El Arte del Decir (XXXI)
El arte, no la ciencia, de producir belleza, conmover al lector o al espectador, velar la herida de la existencia, consolar a los débiles, humillar a los poderosos, golpear al ser para que dé una respuesta, decidir el silencio, la pausa, como una forma de expresión, todas estas características dominan, desde luego, la literatura y la convierten en una forma resistente a la dimensión de la utilidad. En efecto ¿para qué sirve escribir, peor aún, para qué sirve leer? Entiendo que se puedan asignar funciones a esa operación, pero en el fondo su inutilidad es lo que brilla en la oscura noche de los tiempos. Para no ponernos demasiado líricos concluyamos diciendo que las letras, como todas las artes, son un plus, un más que se ha agregado a nuestras vidas para que lo real se embellezca por un instante.

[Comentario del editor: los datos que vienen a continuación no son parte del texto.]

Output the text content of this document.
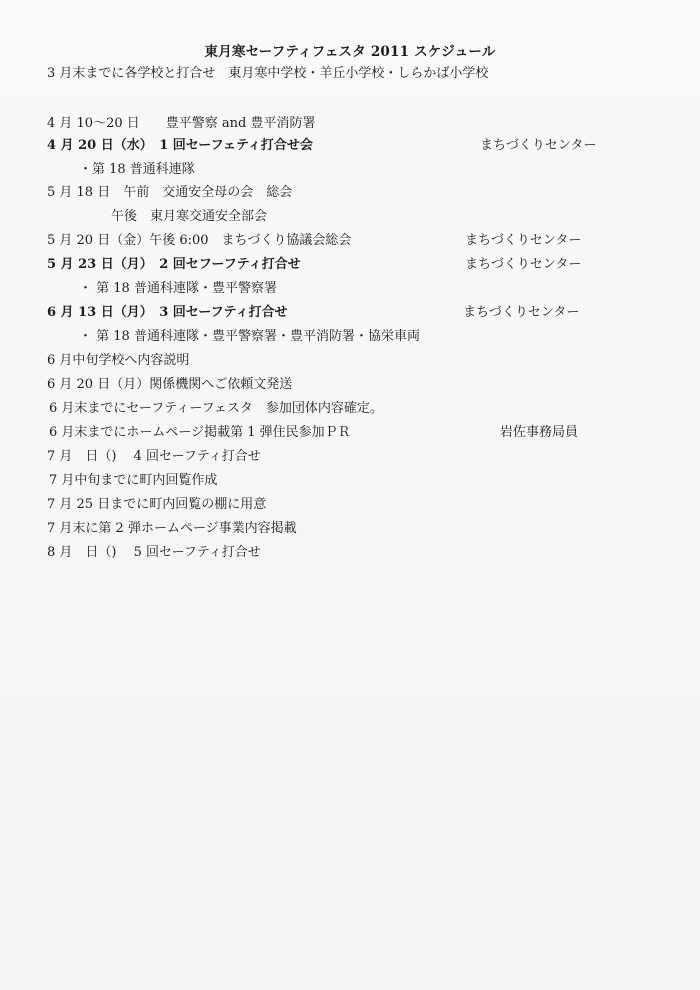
東月寒セーフティフェスタ 2011 スケジュール
3 月末までに各学校と打合せ　東月寒中学校・羊丘小学校・しらかば小学校
4 月 10〜20 日　　豊平警察 and 豊平消防署
4 月 20 日（水）　1 回セーフェティ打合せ会	まちづくりセンター
・第 18 普通科連隊
5 月 18 日　午前　交通安全母の会　総会
午後　東月寒交通安全部会
5 月 20 日（金）午後 6:00　まちづくり協議会総会	まちづくりセンター
5 月 23 日（月）　2 回セフーフティ打合せ	まちづくりセンター
・ 第 18 普通科連隊・豊平警察署
6 月 13 日（月）　3 回セーフティ打合せ	まちづくりセンター
・ 第 18 普通科連隊・豊平警察署・豊平消防署・協栄車両
6 月中旬学校へ内容説明
6 月 20 日（月）関係機関へご依頼文発送
6 月末までにセーフティーフェスタ　参加団体内容確定。
6 月末までにホームページ掲載第 1 弾住民参加ＰＲ	岩佐事務局員
7 月　日（)　 4 回セーフティ打合せ
7 月中旬までに町内回覧作成
7 月 25 日までに町内回覧の棚に用意
7 月末に第 2 弾ホームページ事業内容掲載
8 月　日（)　 5 回セーフティ打合せ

Wystan Hugh Auden (1907/1973) fue un poeta inglés posterior a la ola renovadora de Eliot y Pound, y crítico de éstos. Su poesía es notable por la sutileza de sus imágenes y sobre todo, por la precisión al retratar el drama humano. El primer poema es una prueba es esto: la muerte desapercibida, mientras la vida sigue. El segundo dibuja con ajustado detalle el sentido de los escritos de otro grande: Herman Melville, anotando además el carácter mas allá del padre del acto de escribir.

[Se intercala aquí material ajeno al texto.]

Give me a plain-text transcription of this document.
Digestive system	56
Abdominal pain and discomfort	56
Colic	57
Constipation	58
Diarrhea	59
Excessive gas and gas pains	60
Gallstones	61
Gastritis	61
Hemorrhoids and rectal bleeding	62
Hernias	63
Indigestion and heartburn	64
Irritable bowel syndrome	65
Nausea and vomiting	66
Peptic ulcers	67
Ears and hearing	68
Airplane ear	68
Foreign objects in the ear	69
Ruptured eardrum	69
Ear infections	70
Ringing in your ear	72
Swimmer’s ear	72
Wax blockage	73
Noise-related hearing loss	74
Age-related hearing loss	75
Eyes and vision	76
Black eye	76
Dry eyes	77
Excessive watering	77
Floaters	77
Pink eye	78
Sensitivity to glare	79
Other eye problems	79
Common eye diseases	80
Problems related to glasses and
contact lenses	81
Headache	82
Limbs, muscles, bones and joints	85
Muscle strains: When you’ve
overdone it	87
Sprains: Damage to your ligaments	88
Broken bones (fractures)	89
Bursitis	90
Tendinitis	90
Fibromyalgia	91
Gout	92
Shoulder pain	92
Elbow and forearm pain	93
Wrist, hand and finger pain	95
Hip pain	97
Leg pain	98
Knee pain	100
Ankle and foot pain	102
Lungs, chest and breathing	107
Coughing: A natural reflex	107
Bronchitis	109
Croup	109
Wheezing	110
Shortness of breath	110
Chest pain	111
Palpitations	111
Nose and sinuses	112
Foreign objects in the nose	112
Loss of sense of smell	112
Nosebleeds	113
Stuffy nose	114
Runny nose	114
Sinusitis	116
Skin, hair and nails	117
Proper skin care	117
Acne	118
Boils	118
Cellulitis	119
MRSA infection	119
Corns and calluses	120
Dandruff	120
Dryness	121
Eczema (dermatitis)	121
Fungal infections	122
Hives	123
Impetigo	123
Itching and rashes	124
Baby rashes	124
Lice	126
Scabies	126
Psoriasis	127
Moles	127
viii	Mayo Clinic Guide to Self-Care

Musée des beaux arts Nunca se equivocaron sobre el sufrimiento los Viejos Maestros; qué bien entendieron su lugar en lo humano; cómo sucede mientras otros por ahí abren una ventana, comen o en algún lado caminan sin fijarse; cómo, mientras los ancianos apasionadamente esperan el milagroso alumbramiento, debe siempre haber niños patinando en un estanque a la orilla del bosque que no tienen especial interés en que suceda; nunca olvidaron que incluso el temible martirio debe seguir su curso a como dé lugar en una esquina, en algún lugar sucio donde llevan los perros su vida de perros y el caballo del verdugo se rasca el trasero inocente contra un árbol.
En el Ícaro de Brueghel, por ejemplo: cómo se aleja todo, placenteramente, del desastre; el labrador pudo haber oído el chapoteo, el desamparado grito, pero para él no se trataba de un fracaso importante: el sol brillaba como debía en las blancas piernas que desaparecían entre las aguas verdes; y el airoso y delicado buque, que algo asombroso debió ver —un niño que caía del cielo— tenía que ir a algún sitio y navegó con calma.
Herman Melville
Al final casi, navegando, entró a una calma singular y ancló en su casa y alcanzó a su esposa y bogó en la ensenada de sus manos y cada mañana cruzaba a la oficina como si fuera otra isla su trabajo.
Existía el Bien: esto era su nueva ciencia su terror tuvo que alejarse totalmente para que se diera cuenta; mas fue lanzado por el viento allende el Cabo de Hornos del éxito razonable que aúlla: “Esta roca es el edén. Aquí naufraga”.
Pero que lo ensordeció con truenos y lo aturdió con relámpagos: —el héroe lunático cazando, como a una joya, al raro monstruo ambiguo que mutiló su sexo, odio por odio hasta vaciarse en grito, sobreviviente imposible arrebatado al delirio— todo eso era falso y complicado; la verdad era simple.
Nada espectacular el Mal, y siempre humano, comparte nuestra cama y come en nuestra mesa, y nos presenta al Bien todos los días, hasta en las estancias rodeadas de yerros; tiene un nombre (como “Billy”) y es casi perfecto aunque porta como un adorno su tartamudez: y cada vez que se topan tiene que pasar lo mismo; es el Mal el que es desvalido como un amante y busca pleito hasta encontrarlo y ambos son destruidos abiertamente ante nosotros.
Pues ahora se había despertado y ya sabía que nadie se salva mientras no sea en sueños; pero había algo más que había sido trastocado por la pesadilla—
incluso el castigo era humano y era una forma de amor: la quejosa tormenta había sido la presencia de su padre y había sido llevado siempre en el pecho de su padre.
Que con delicadeza lo había descendido ahora para abandonarlo. Se puso de pie sobre el balcón angosto y escuchó y todas las estrellas arriba cantaron como en su infancia “Todo, todo es vanidad”, pero ya no era lo mismo; porque ahora las palabras cayeron como el sosiego de las montañas —Natanaél fue tímido por ser su amor egoísta— pero ahora gritó, transportado y vencido, “La divinidad se ha roto como un pan. Nosotros somos los pedazos.”
Y se sentó en su escritorio y escribió una historia.